This study aims to analyze the heat transfer phenomenon of power-law fluid with the occurrence of non-uniform heat source/sink within two stretchable disks which are parted with the constant distance and are co-axially rotating. The thermal conductivity is obeying the similar properties of power-law as that of viscosity. Von Karman’s generalized similarity transformation has been used firstly to reduce the physically modeled partial differential equations to nonlinear coupled ordinary differential equations and then tackled numerically with shooting method by finding missing initial conditions with the help of Newton–Raphson method and then system of equations are handled by means of RK-method. The influence of physical parameters for instance rotation as well as stretching, power-law index, Prandtl number, heat sink/source parameters upon non-dimensional velocity and temperature profiles are studied profoundly, later on, comprehensive analysis is expressed in discussion and results segment. The results which are computed numerically illustrate that the emerging parameters have substantial influences on velocity and temperature fields.

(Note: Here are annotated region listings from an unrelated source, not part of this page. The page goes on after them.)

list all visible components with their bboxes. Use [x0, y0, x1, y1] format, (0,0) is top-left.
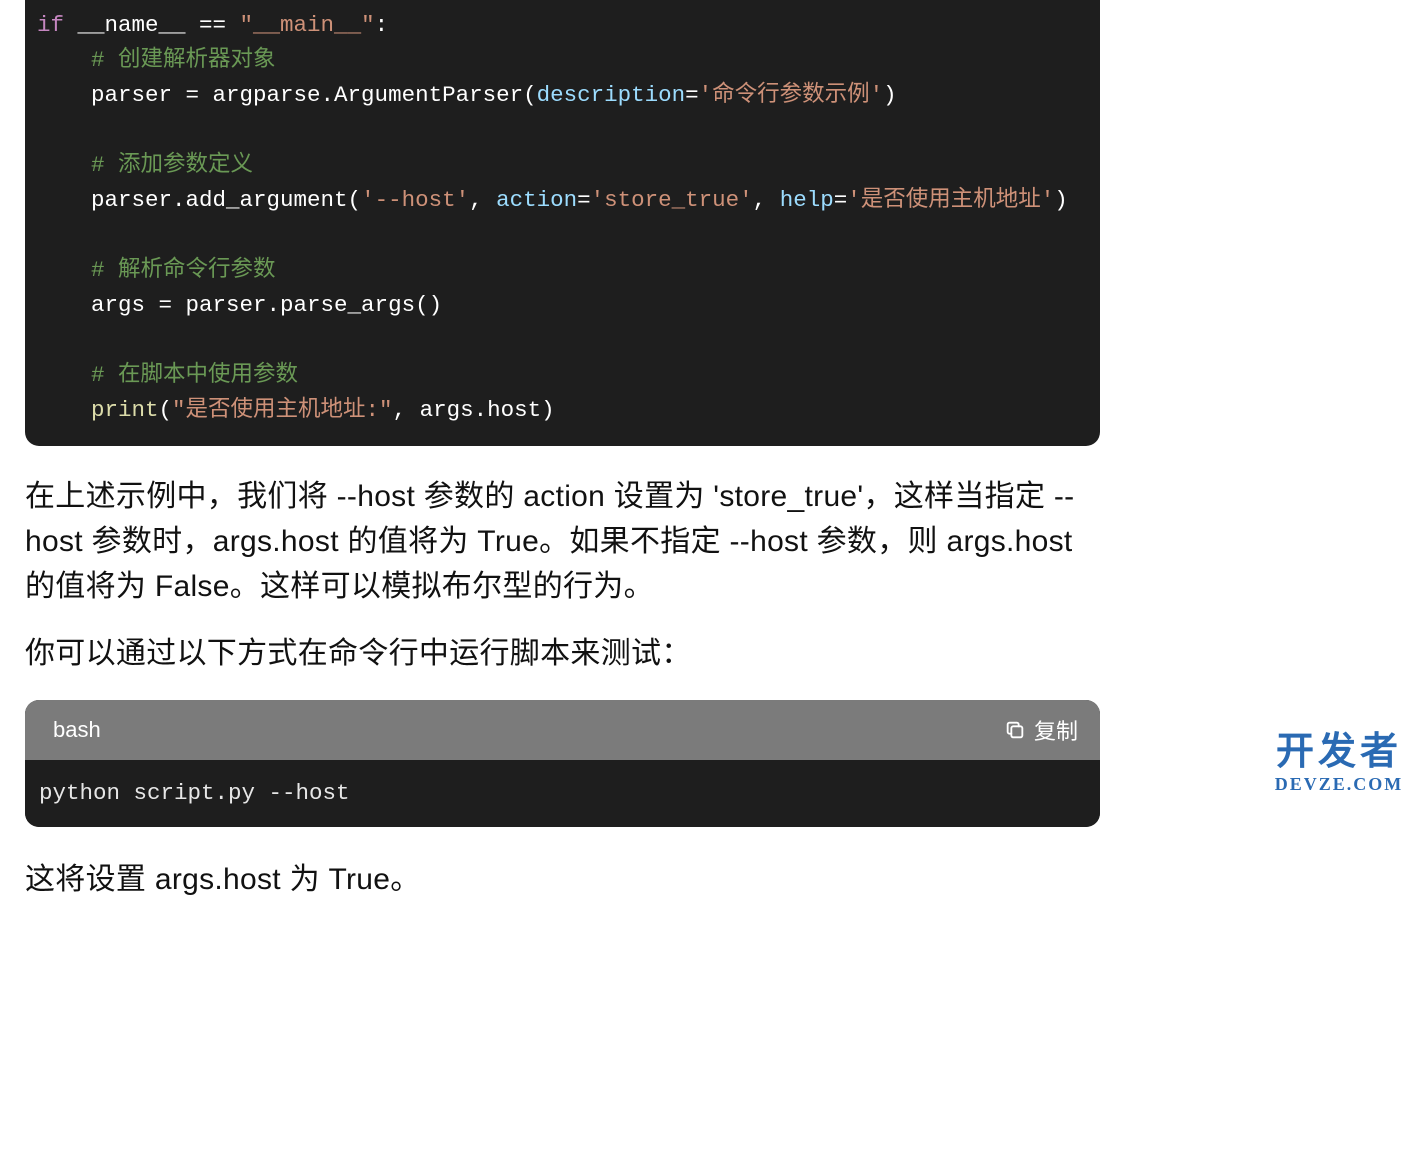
copy-label: 复制 — [1034, 714, 1078, 746]
watermark: 开发者 DEVZE.COM — [1269, 737, 1409, 799]
bash-code-content: python script.py --host — [39, 776, 1086, 811]
code-block-header: bash 复制 — [25, 700, 1100, 760]
explanation-paragraph-2: 你可以通过以下方式在命令行中运行脚本来测试： — [25, 631, 1100, 676]
watermark-line2: DEVZE.COM — [1269, 769, 1409, 799]
code-language-label: bash — [53, 717, 101, 743]
copy-icon — [1004, 719, 1026, 741]
bash-code-block: bash 复制 python script.py --host — [25, 700, 1100, 827]
explanation-paragraph-3: 这将设置 args.host 为 True。 — [25, 857, 1100, 902]
explanation-paragraph-1: 在上述示例中，我们将 --host 参数的 action 设置为 'store_… — [25, 474, 1100, 609]
python-code-content: if __name__ == "__main__": # 创建解析器对象 par… — [37, 8, 1086, 428]
python-code-block: if __name__ == "__main__": # 创建解析器对象 par… — [25, 0, 1100, 446]
copy-button[interactable]: 复制 — [1004, 714, 1078, 746]
watermark-line1: 开发者 — [1276, 731, 1402, 773]
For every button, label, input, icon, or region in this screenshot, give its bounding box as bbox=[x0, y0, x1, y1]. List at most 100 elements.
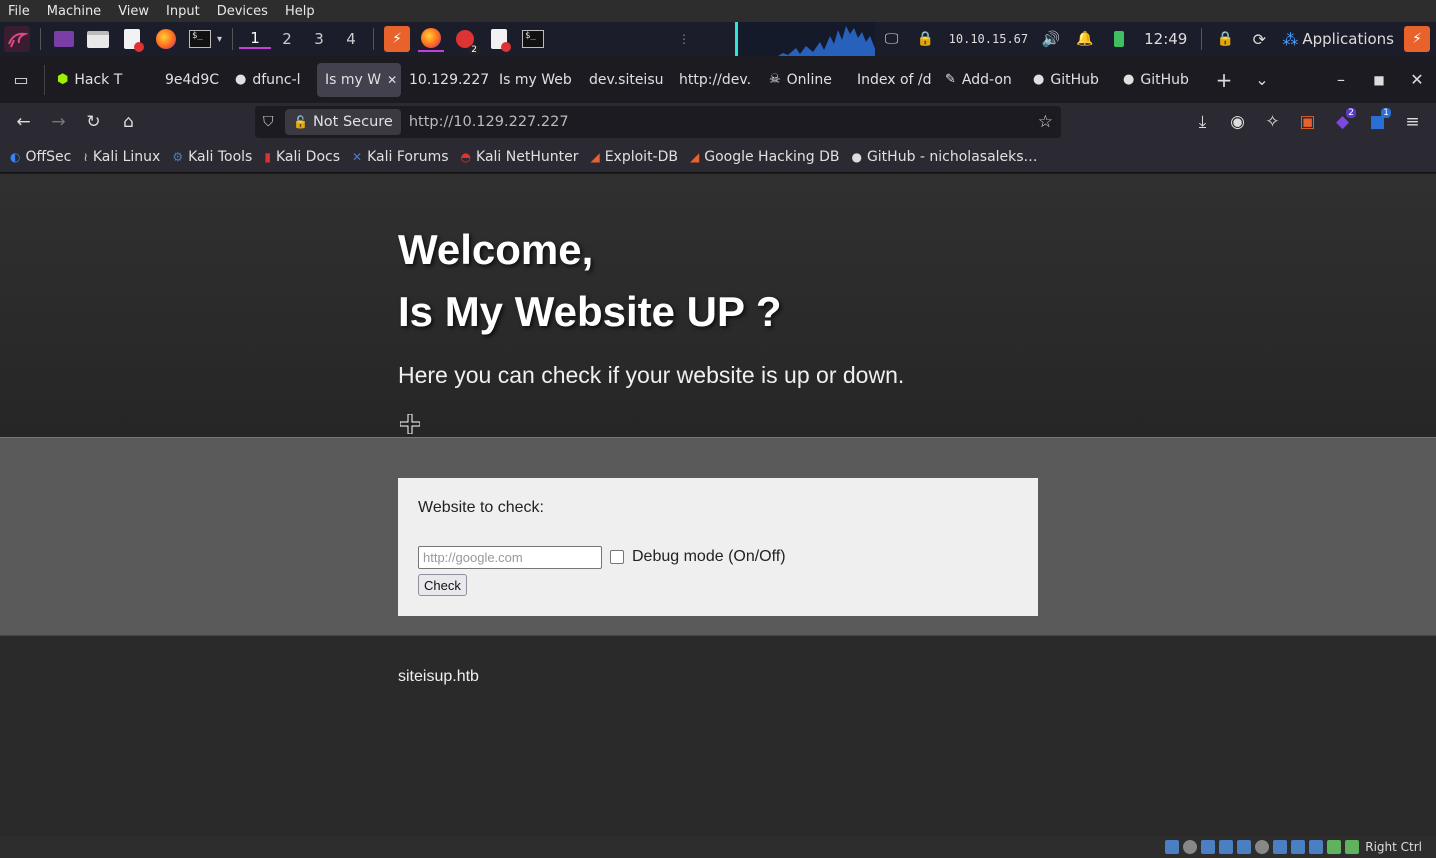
network-icon[interactable] bbox=[1219, 840, 1234, 854]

In addition, rotation enhances the velocity components but temperature is predicting two diverse behaviors for shear-thinning and shear-thickening fluids, whenever upper and lower disk stretching it leads to an upsurge in radial and axial velocities but causes a decline in tangential velocity and temperature. Moreover, velocity and temperature distributions are in increasing trend except for the tangential component of the velocity which is decreasing by boosting the index of power-law. Furthermore, temperature decreases along with the similarity variable with the increasing Prandtl number but enhances with the enhancement in heat source/sink parameters. Finally, the skin friction in radial direction and local Nusselt number are escalating along the stretching parameters and Prandtl number but skin friction in tangential direction plummeting.
- Co-axially rotating and stretchable disks
- Heat transfer
- Power-law fluid flow
- Shooting method
- Similarity variables